The tradition was begun in 1872 by an Irish immigrant named James McCauley who operated a small hotel atop Glacier Point. He used to build campfires for guests near the point of the cliff jutting out over the valley. At the end of the night, he pushed the coals over the edge.

Word soon got to McCauley that campers in the valley were awestruck by the pyrotechnic cascade. So he and his sons made it into a grander display, with more wood and a ceremonial waving of a torch to signal the start of the show.

In later years, the operators of the valley's Camp Curry conducted the firefall as a nightly summertime event.
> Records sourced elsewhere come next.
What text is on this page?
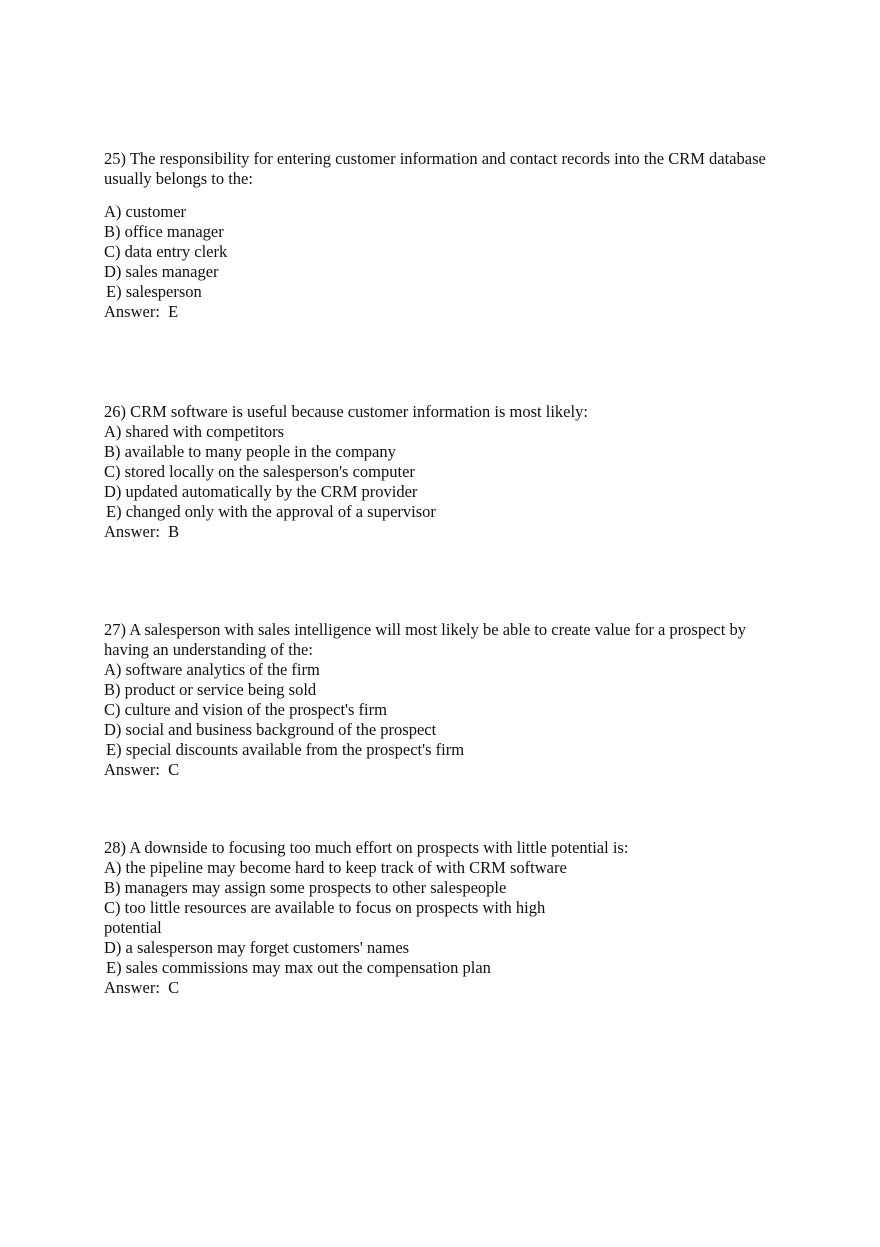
25) The responsibility for entering customer information and contact records into the CRM database usually belongs to the:

A) customer

B) office manager

C) data entry clerk

D) sales manager

E) salesperson

Answer:  E

26) CRM software is useful because customer information is most likely:

A) shared with competitors

B) available to many people in the company

C) stored locally on the salesperson's computer

D) updated automatically by the CRM provider

E) changed only with the approval of a supervisor

Answer:  B

27) A salesperson with sales intelligence will most likely be able to create value for a prospect by having an understanding of the:

A) software analytics of the firm

B) product or service being sold

C) culture and vision of the prospect's firm

D) social and business background of the prospect

E) special discounts available from the prospect's firm

Answer:  C

28) A downside to focusing too much effort on prospects with little potential is:

A) the pipeline may become hard to keep track of with CRM software

B) managers may assign some prospects to other salespeople

C) too little resources are available to focus on prospects with high potential

D) a salesperson may forget customers' names

E) sales commissions may max out the compensation plan

Answer:  C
A master of ceremonies would shout "Let the fire fall!" and campers would sing the popular musical number "Indian Love Call." President Kennedy saw a firefall in 1960.

Finally, despite howls of public protest, park officials put a stop to the event in 1968, deeming it inconsistent with the mission of preserving nature. Five years later, the first known photo of the sunset-illuminated firefall at Horsetail Fall was captured. Every bit as wondrous, it eventually surpassed the fame of the original.